Let us look round the room.

It’s a fascinating piece, highly recommended, even if it shows its age in certain respects. I had not read it until someone on twitter pointed out that one character in particular describes J.D. Vance.

“Mr A” is a pillar of the community, a WASPy type who doesn’t have money but is well educated and cultured. He would never in a million years become a Nazi. “Mr. B” is similar but would probably go along to get along if it meant power and money but he wouldn’t be a true believer.

“Mr. C” is Vance:

The saturnine man over there talking with a lovely French emigree is already a Nazi. Mr. C is a brilliant and embittered intellectual. He was a poor white-trash Southern boy, a scholarship student at two universities where he took all the scholastic honors but was never invited to join a fraternity. His brilliant gifts won for him successively government positions, partnership in a prominent law firm, and eventually a highly paid job as a Wall Street adviser. He has always moved among important people and always been socially on the periphery. His colleagues have admired his brains and exploited them, but they have seldom invited him—or his wife—to dinner.

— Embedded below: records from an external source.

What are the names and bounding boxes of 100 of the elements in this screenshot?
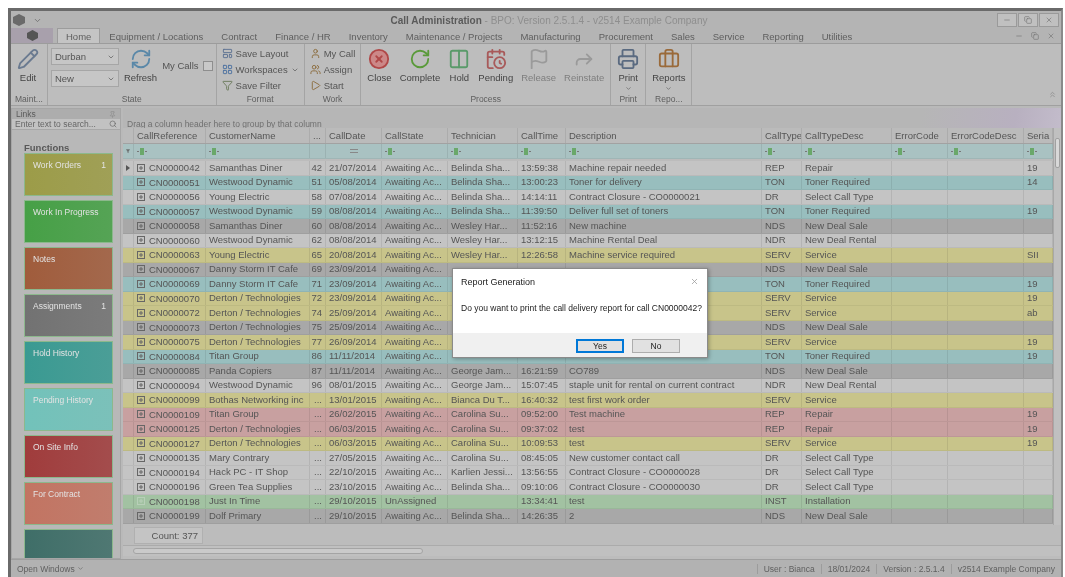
- table-cell: Bothas Networking inc: [206, 393, 310, 407]
- table-cell: Toner Required: [802, 349, 892, 363]
- table-cell: Select Call Type: [802, 451, 892, 465]
- status-item: v2514 Example Company: [950, 563, 1061, 574]
- table-cell: New machine: [566, 219, 762, 233]
- table-cell: Westwood Dynamic: [206, 233, 310, 247]
- table-cell: Awaiting Ac...: [382, 436, 448, 450]
- table-cell: Awaiting Ac...: [382, 291, 448, 305]
- table-cell: test: [566, 494, 762, 508]
- table-cell: New Deal Sale: [802, 219, 892, 233]
- table-cell: Awaiting Ac...: [382, 320, 448, 334]
- table-cell: ...: [310, 509, 326, 523]
- table-cell: 08:45:05: [518, 451, 566, 465]
- table-cell: Derton / Technologies: [206, 306, 310, 320]
- table-cell: CN0000135: [149, 452, 200, 464]
- table-cell: 22/10/2015: [326, 465, 382, 479]
- table-cell: Westwood Dynamic: [206, 175, 310, 189]
- table-cell: New Deal Sale: [802, 262, 892, 276]
- table-cell: Awaiting Ac...: [382, 175, 448, 189]
- table-cell: Awaiting Ac...: [382, 219, 448, 233]
- table-cell: Awaiting Ac...: [382, 277, 448, 291]
- table-cell: 74: [310, 306, 326, 320]
- table-cell: NDS: [762, 219, 802, 233]
- table-cell: 65: [310, 248, 326, 262]
- table-cell: 08/08/2014: [326, 204, 382, 218]
- table-cell: Awaiting Ac...: [382, 349, 448, 363]
- table-cell: CN0000075: [149, 336, 200, 348]
- table-cell: CN0000072: [149, 307, 200, 319]
- table-cell: Awaiting Ac...: [382, 422, 448, 436]
- table-cell: CN0000063: [149, 249, 200, 261]
- table-cell: Deliver full set of toners: [566, 204, 762, 218]
- table-cell: 20/08/2014: [326, 248, 382, 262]
- table-cell: Awaiting Ac...: [382, 509, 448, 523]
- table-cell: 13/01/2015: [326, 393, 382, 407]
- table-cell: CO789: [566, 364, 762, 378]
- table-cell: New Deal Rental: [802, 378, 892, 392]
- table-cell: Awaiting Ac...: [382, 407, 448, 421]
- dialog-message: Do you want to print the call delivery report for call CN0000042?: [460, 302, 703, 315]
- status-item: Version : 2.5.1.4: [876, 563, 951, 574]
- table-cell: Service: [802, 436, 892, 450]
- table-cell: NDR: [762, 378, 802, 392]
- table-cell: CN0000042: [149, 162, 200, 174]
- table-cell: Carolina Su...: [448, 451, 518, 465]
- table-cell: Belinda Sha...: [448, 509, 518, 523]
- table-cell: Service: [802, 335, 892, 349]
- table-cell: Service: [802, 393, 892, 407]
- table-cell: 13:59:38: [518, 161, 566, 175]
- table-cell: SERV: [762, 291, 802, 305]
- table-cell: Hack PC - IT Shop: [206, 465, 310, 479]
- table-cell: TON: [762, 277, 802, 291]
- table-cell: 14:26:35: [518, 509, 566, 523]
- table-cell: CN0000069: [149, 278, 200, 290]
- table-cell: Belinda Sha...: [448, 175, 518, 189]
- table-cell: 75: [310, 320, 326, 334]
- table-cell: Titan Group: [206, 407, 310, 421]
- table-cell: Carolina Su...: [448, 407, 518, 421]
- table-cell: Young Electric: [206, 190, 310, 204]
- table-cell: Westwood Dynamic: [206, 204, 310, 218]
- table-cell: TON: [762, 204, 802, 218]
- table-cell: SERV: [762, 306, 802, 320]
- table-cell: Karlien Jessi...: [448, 465, 518, 479]
- table-cell: INST: [762, 494, 802, 508]
- table-cell: 09:37:02: [518, 422, 566, 436]
- table-cell: 71: [310, 277, 326, 291]
- table-cell: Toner Required: [802, 204, 892, 218]
- table-cell: 69: [310, 262, 326, 276]
- checkbox-label: My Calls: [162, 60, 199, 71]
- table-cell: staple unit for rental on current contract: [566, 378, 762, 392]
- table-cell: SERV: [762, 248, 802, 262]
- table-cell: DR: [762, 465, 802, 479]
- table-cell: Wesley Har...: [448, 248, 518, 262]
- table-cell: 62: [310, 233, 326, 247]
- table-cell: 13:00:23: [518, 175, 566, 189]
- table-cell: Danny Storm IT Cafe: [206, 277, 310, 291]
- table-cell: UnAssigned: [382, 494, 448, 508]
- table-cell: Wesley Har...: [448, 233, 518, 247]
- table-cell: Repair: [802, 407, 892, 421]
- table-cell: ...: [310, 436, 326, 450]
- table-cell: 27/05/2015: [326, 451, 382, 465]
- table-cell: Select Call Type: [802, 465, 892, 479]
- table-cell: CN0000067: [149, 263, 200, 275]
- table-cell: CN0000198: [149, 495, 200, 507]
- table-cell: 60: [310, 219, 326, 233]
- table-cell: 11/11/2014: [326, 364, 382, 378]
- table-cell: Belinda Sha...: [448, 204, 518, 218]
- table-cell: Derton / Technologies: [206, 335, 310, 349]
- table-cell: CN0000099: [149, 394, 200, 406]
- table-cell: DR: [762, 480, 802, 494]
- table-cell: CN0000094: [149, 379, 200, 391]
- table-cell: 11:52:16: [518, 219, 566, 233]
- table-cell: New Deal Sale: [802, 364, 892, 378]
- table-cell: CN0000085: [149, 365, 200, 377]
- table-cell: Derton / Technologies: [206, 320, 310, 334]
- table-cell: 08/08/2014: [326, 233, 382, 247]
- status-item: 18/01/2024: [820, 563, 877, 574]
- table-cell: George Jam...: [448, 378, 518, 392]
- table-cell: ...: [310, 422, 326, 436]
- table-cell: CN0000070: [149, 292, 200, 304]
- table-cell: 87: [310, 364, 326, 378]
- table-cell: CN0000196: [149, 481, 200, 493]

He is a snob, loathing his own snobbery. He despises the men about him—he despises, for instance, Mr. B—because he knows that what he has had to achieve by relentless work men like B have won by knowing the right people. But his contempt is inextricably mingled with envy. Even more than he hates the class into which he has insecurely risen, does he hate the people from whom he came. He hates his mother and his father for being his parents. He loathes everything that reminds him of his origins and his humiliations. He is bitterly anti-Semitic because the social insecurity of the Jews reminds him of his own psychological insecurity.

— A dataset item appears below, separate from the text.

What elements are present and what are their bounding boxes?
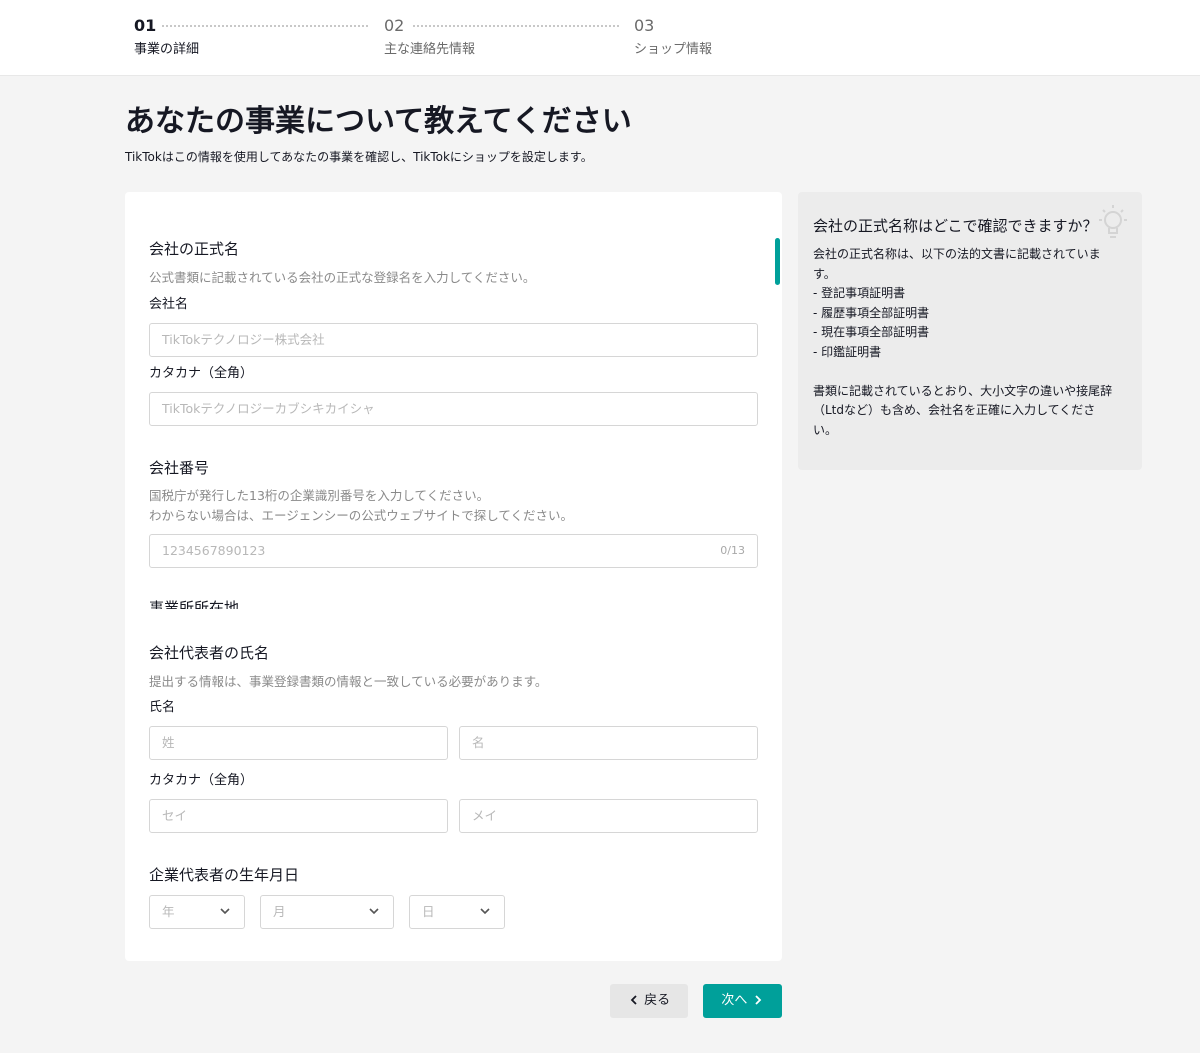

Pity he has utterly erased from his nature, and joy he has never known. He has an ambition, bitter and burning. It is to rise to such an eminence that no one can ever again humiliate him. Not to rule but to be the secret ruler, pulling the strings of puppets created by his brains. Already some of them are talking his language—though they have never met him.

Trump is “Mr. D”


D over there is the only born Nazi in the room. Young D is the spoiled only son of a doting mother. He has never been crossed in his life. He spends his time at the game of seeing what he can get away with. He is constantly arrested for speeding and his mother pays the fines. He has been ruthless toward two wives and his mother pays the alimony. His life is spent in sensation-seeking and theatricality. He is utterly inconsiderate of everybody. He is very good-looking, in a vacuous, cavalier way, and inordinately vain. He would certainly fancy himself in a uniform that gave him a chance to swagger and lord it over others.

Read the whole thing. You’ll recognize quite a few people in her portrait.